Grant SELECT on all tables in Redshift
-
01-10-2020 - |
Question
I am trying to assign SELECT
privilege to a group in Redshift. So I created a group and a user in that group:
CREATE GROUP data_viewers;
CREATE USER <user> PASSWORD '<password>' IN GROUP data_viewers;
Now I would like to allow this group to be able to read data from any table:
GRANT SELECT ON ALL TABLES IN SCHEMA PUBLIC TO GROUP data_viewers;
The command returns GRANT
. Now when I connect to Redshift as my newly created user and issue SELECT * FROM something.something;
I get:
permission denied for schema something
I tried granting permissions to something: GRANT SELECT ON ALL TABLES IN SCHEMA something TO GROUP data_viewers;
but this has not changed anything.
How can I allow users from my group to SELECT
data from any table in the schema?
Solution
You need the USAGE
privilege (at least) for the schema as well:
GRANT USAGE ON SCHEMA something TO GROUP data_viewers;
Related Postgres example:
Remember you only granted permissions to already existing tables.

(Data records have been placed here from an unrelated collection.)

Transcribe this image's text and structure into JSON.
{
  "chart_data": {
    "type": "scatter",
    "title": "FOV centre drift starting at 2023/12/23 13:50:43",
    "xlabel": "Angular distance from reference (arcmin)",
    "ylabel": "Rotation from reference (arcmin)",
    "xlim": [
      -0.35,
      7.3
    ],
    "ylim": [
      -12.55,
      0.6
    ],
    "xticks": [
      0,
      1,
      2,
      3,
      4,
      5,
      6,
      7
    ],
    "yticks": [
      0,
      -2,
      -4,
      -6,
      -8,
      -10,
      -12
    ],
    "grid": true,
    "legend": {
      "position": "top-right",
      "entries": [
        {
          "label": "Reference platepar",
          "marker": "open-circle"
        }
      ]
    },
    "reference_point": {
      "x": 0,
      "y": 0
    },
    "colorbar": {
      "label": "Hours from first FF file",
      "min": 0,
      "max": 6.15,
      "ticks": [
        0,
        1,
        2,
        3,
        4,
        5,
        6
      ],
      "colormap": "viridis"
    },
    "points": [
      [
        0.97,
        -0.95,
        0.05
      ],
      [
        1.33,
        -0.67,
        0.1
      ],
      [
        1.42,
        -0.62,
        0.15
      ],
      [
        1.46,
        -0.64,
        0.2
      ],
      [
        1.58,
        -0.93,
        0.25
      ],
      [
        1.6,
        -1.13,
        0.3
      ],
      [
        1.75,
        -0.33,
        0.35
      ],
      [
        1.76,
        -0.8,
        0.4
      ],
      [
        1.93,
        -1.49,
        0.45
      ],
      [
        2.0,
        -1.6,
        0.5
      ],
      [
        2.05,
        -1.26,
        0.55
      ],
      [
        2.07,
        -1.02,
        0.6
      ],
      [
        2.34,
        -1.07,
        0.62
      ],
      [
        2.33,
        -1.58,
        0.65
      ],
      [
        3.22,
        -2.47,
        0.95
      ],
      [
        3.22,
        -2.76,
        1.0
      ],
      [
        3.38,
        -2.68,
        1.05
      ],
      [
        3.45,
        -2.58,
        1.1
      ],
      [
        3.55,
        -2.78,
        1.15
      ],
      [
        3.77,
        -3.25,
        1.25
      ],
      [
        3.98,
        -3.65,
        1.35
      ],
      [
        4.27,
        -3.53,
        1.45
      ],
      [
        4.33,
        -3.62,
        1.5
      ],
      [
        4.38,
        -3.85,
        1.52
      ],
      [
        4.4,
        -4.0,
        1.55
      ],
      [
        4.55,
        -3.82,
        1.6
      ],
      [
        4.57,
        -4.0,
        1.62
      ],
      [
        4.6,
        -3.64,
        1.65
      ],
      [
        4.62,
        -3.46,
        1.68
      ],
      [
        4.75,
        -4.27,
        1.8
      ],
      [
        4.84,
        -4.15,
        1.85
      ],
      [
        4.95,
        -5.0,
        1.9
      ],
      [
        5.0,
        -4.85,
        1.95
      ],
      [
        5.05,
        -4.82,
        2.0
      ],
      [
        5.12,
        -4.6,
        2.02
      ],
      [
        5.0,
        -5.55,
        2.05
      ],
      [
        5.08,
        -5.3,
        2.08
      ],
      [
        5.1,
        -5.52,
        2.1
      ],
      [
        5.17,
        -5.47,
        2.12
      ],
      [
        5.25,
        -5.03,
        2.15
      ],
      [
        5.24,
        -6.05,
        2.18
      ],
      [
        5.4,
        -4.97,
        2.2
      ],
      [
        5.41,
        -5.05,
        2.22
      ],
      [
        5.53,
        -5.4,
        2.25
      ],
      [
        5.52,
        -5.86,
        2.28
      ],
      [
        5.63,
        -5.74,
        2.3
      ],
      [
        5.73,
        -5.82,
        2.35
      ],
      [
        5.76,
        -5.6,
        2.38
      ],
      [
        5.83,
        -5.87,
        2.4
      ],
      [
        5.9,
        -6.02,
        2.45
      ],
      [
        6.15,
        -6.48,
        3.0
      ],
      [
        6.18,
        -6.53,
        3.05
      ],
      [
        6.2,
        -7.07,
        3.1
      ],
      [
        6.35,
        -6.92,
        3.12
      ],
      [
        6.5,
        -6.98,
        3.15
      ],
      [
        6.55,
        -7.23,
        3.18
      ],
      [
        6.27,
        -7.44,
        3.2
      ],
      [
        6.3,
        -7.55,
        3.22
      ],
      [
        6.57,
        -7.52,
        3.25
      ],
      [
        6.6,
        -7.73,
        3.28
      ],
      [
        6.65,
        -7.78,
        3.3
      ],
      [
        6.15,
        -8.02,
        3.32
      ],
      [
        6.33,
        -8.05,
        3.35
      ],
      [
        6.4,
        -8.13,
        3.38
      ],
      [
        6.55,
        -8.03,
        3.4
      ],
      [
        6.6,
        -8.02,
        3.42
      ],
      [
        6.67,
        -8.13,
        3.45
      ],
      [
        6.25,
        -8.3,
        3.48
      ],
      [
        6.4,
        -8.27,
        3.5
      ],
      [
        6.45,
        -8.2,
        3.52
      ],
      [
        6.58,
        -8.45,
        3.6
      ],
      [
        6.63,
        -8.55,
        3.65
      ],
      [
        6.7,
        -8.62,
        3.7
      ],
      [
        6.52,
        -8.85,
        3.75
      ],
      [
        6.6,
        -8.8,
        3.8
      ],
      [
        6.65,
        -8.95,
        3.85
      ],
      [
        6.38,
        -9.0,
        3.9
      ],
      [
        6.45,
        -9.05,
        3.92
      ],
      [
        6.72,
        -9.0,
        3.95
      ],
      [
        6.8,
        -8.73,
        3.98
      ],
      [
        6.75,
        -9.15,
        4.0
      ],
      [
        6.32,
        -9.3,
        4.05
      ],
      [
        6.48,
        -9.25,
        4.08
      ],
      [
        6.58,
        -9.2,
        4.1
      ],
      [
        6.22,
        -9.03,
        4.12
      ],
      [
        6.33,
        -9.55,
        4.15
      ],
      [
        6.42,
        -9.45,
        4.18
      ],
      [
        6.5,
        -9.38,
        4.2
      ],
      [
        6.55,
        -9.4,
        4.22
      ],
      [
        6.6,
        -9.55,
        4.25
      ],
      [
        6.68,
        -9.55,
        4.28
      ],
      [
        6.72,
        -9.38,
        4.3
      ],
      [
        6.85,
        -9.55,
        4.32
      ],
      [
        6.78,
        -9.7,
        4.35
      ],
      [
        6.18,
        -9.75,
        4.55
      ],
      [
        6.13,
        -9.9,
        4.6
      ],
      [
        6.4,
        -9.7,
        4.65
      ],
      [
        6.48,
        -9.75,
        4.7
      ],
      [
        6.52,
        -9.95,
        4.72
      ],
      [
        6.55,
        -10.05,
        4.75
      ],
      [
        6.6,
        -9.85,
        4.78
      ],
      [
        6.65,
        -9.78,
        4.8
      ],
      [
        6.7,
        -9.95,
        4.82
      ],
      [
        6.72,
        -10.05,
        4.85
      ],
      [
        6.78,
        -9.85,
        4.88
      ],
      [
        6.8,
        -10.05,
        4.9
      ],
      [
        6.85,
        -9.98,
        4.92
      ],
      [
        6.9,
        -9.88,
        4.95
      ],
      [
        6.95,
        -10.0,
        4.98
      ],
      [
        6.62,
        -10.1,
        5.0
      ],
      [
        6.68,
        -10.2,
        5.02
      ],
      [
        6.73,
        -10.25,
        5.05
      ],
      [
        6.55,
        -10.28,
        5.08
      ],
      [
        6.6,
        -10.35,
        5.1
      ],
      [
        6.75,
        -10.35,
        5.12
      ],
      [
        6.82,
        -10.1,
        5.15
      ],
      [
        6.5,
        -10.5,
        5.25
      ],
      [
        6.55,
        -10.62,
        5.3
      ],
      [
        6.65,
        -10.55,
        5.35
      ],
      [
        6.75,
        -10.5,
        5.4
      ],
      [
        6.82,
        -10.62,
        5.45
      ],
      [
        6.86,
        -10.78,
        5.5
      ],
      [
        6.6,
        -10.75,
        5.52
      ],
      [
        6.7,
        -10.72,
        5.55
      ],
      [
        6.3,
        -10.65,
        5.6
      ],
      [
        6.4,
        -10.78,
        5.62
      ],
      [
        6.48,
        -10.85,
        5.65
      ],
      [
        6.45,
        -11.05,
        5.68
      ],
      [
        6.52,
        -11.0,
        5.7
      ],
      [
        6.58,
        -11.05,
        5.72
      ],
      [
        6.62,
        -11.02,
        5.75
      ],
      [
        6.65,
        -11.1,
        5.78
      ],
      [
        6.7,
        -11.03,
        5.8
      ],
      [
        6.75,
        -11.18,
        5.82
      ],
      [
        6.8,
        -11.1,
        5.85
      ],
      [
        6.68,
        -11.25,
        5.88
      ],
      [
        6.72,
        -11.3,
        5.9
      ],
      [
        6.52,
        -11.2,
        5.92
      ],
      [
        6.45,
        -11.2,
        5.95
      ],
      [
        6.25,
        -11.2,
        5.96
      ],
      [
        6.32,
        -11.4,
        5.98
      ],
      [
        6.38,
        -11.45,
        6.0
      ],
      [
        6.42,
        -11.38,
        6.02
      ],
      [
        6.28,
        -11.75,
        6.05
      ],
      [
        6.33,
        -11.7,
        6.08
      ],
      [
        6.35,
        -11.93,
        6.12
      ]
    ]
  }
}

Does not apply to tables created later. To cover those, too:
ALTER DEFAULT PRIVILEGES FOR USER role_that_creates_tables
IN SCHEMA public
GRANT SELECT ON TABLES TO GROUP data_viewers;
Amazon Redshift implemented DEFAULT PRIVILEGES
as well.
Here is a complete cookbook for Postgres:
Be aware of some differences between mainline Postgres and Redshift! Redshift sticks to separate users and groups, while Postgres replaced that with the universal concept of roles:
And I am not sure how Redshift handles sequences ...
OTHER TIPS
I had the same need for a Redshift read-only user. After reading the docs, I came up with a set of queries:
-- Create Read-Only Group
CREATE GROUP ro_group;
-- Create User
CREATE USER ro_user WITH password PASSWORD;
-- Add User to Read-Only Group
ALTER GROUP ro_group ADD USER ro_user;
-- Grant Usage permission to Read-Only Group to specific Schema
GRANT USAGE ON SCHEMA "ro_schema" TO GROUP ro_group;
-- Grant Select permission to Read-Only Group to specific Schema
GRANT SELECT ON ALL TABLES IN SCHEMA "ro_schema" TO GROUP ro_group;
-- Alter Default Privileges to maintain the permissions on new tables
ALTER DEFAULT PRIVILEGES IN SCHEMA "ro_schema" GRANT SELECT ON TABLES TO GROUP ro_group;
-- Revoke CREATE privileges from group
REVOKE CREATE ON SCHEMA "ro_schema" FROM GROUP ro_group;
If you want to actually remove the user later on, you have to pretty much go backwards.